Farming News - EU Commission recognises glyphosate ban petition

EU Commission recognises glyphosate ban petition


Last week, the European Commission registered a European Citizens Initiative (ECI) calling for a ban on embattled herbicide glyphosate.The petition calls on the Commission "to propose to Member States a ban on glyphosate, to reform the pesticide approval procedure, and to set EU-wide mandatory reduction targets for pesticide use”.

In June, the Commission granted an 18 month extension to glyphosate’s EU license, after member states’ representatives on the Council failed to reach an agreement on the future of the bloc’s most widely used herbicide and the EU Parliament Parliament voted for strict restrictions to be placed on it. Though it remains widely used, glyphosate has been identified as a probable carcinogen by the World Health Organisation (WHO) cancer research body IARC, which is considered a global benchmark in terms of transparency and impartiality. Campaigners in Europe have also expressed concerns about residues of the herbicide found in the mothers’ milk and urine of European citizens.

The ECI was introduced in 2012 as a means of allowing EU citizens to influence policy more directly. The glyphosate ECI will be formally registered on 25th January, when the organisers will begin a one-year process of collecting signatures. If it garners one million signatures from at least seven member states by next year, the Commission will have to respond, but it won’t have to honour the request made in the ECI.

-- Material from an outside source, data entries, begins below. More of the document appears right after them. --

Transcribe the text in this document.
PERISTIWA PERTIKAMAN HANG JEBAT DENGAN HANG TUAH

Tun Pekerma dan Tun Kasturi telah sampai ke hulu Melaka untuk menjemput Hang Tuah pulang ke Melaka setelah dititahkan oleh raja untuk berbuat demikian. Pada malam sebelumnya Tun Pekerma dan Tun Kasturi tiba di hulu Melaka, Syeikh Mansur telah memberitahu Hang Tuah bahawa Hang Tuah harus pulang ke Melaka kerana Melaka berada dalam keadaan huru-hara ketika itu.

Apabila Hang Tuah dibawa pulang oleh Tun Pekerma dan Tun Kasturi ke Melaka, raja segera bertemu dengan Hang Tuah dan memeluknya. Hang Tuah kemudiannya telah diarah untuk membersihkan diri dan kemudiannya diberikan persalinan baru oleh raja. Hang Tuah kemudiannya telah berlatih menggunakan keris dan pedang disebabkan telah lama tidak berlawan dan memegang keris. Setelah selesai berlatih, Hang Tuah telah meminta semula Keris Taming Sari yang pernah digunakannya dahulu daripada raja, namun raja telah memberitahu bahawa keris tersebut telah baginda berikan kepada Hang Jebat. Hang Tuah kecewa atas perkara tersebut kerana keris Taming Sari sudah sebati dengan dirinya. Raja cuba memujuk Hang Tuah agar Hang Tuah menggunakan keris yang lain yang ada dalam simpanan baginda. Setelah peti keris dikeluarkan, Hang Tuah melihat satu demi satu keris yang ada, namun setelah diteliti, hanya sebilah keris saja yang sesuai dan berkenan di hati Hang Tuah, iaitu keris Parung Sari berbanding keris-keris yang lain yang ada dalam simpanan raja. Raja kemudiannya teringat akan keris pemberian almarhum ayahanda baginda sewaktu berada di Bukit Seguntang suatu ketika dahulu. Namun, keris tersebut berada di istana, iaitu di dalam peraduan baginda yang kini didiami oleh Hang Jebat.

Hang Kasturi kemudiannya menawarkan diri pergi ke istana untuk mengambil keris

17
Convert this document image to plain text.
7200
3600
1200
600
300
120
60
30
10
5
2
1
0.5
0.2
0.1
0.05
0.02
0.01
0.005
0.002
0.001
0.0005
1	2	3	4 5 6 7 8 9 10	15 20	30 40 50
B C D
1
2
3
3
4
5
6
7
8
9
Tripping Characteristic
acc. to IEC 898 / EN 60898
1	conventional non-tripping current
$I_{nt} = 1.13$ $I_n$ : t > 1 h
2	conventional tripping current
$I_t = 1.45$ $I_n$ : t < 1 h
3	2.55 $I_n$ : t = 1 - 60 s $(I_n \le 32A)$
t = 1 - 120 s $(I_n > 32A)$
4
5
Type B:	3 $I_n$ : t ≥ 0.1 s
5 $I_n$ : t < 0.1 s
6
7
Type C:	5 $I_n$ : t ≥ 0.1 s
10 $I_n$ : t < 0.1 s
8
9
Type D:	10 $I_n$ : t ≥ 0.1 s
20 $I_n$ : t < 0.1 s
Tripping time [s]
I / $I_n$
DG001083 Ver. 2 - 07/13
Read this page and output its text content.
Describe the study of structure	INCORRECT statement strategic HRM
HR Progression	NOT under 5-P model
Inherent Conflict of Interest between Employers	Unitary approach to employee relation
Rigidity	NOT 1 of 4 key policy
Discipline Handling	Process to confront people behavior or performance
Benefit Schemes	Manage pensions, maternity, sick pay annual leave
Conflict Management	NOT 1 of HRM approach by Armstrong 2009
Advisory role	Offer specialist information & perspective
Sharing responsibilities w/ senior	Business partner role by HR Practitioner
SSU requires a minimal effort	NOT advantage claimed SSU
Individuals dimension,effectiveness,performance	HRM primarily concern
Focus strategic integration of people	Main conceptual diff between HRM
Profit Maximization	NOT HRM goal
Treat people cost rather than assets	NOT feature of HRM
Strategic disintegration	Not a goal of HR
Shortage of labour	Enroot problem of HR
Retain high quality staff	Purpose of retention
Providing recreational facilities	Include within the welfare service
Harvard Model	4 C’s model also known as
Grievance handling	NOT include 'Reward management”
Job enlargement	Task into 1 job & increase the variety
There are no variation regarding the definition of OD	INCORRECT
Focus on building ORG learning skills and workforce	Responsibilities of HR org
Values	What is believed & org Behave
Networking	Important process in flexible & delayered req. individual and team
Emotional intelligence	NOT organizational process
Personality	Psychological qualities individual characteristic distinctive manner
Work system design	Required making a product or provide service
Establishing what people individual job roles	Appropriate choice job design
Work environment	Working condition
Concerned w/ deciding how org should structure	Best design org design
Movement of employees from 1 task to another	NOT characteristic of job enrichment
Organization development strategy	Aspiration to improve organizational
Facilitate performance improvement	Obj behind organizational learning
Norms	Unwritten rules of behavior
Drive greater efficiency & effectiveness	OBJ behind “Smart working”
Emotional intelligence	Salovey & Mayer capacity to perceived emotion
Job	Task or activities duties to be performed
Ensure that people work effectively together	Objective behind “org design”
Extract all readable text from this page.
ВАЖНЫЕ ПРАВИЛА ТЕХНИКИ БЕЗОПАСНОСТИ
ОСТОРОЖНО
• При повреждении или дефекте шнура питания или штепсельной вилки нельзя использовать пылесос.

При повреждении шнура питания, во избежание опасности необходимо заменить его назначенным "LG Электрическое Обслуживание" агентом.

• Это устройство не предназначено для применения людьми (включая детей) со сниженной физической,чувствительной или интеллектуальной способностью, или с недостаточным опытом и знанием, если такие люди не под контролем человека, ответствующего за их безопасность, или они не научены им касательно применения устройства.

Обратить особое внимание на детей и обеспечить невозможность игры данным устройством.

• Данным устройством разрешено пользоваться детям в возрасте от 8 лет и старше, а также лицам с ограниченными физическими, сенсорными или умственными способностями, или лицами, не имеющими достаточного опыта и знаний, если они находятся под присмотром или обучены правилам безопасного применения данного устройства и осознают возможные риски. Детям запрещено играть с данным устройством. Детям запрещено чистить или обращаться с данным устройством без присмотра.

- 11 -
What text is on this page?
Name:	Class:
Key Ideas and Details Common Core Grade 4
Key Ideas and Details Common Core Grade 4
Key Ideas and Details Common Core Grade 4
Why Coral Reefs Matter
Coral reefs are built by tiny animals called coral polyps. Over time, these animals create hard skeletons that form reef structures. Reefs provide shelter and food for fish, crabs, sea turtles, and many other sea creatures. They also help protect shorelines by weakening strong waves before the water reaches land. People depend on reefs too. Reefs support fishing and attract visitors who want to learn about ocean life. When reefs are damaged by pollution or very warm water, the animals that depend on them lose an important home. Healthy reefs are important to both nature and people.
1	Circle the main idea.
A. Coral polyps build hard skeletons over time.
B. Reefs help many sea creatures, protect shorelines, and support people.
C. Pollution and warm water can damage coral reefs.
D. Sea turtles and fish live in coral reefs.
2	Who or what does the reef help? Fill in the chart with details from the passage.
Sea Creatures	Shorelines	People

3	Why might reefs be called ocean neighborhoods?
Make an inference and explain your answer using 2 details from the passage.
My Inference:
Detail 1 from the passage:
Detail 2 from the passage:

On signing off on the Initiative, the Commission noted that its decision to register the ECI means only that it has been judged to be legally admissible by the College of Commissioners, not that it is supported.

Meanwhile, the European Chemicals Agency (ECHA) is conducting a review on glyphosate for the Commission, which is due to be published later this year. Pro-transparency campaigners and Green MEPs are also pushing EU authorities to publish key scientific studies which were said to be key in influencing EU food safety watchdog EFSA’s 2015 opinion that glyphosate isn’t a human carcinogen, but weren’t used by IARC which - in the interests of transparency and replicability - only uses scientific papers in the public domain for its reviews.  

Four MEPs who submitted an appeal to EFSA last week said, “Citizens' trust in EU institutions is sorely lacking and continuing to hide information that impacts public health will not help address this.”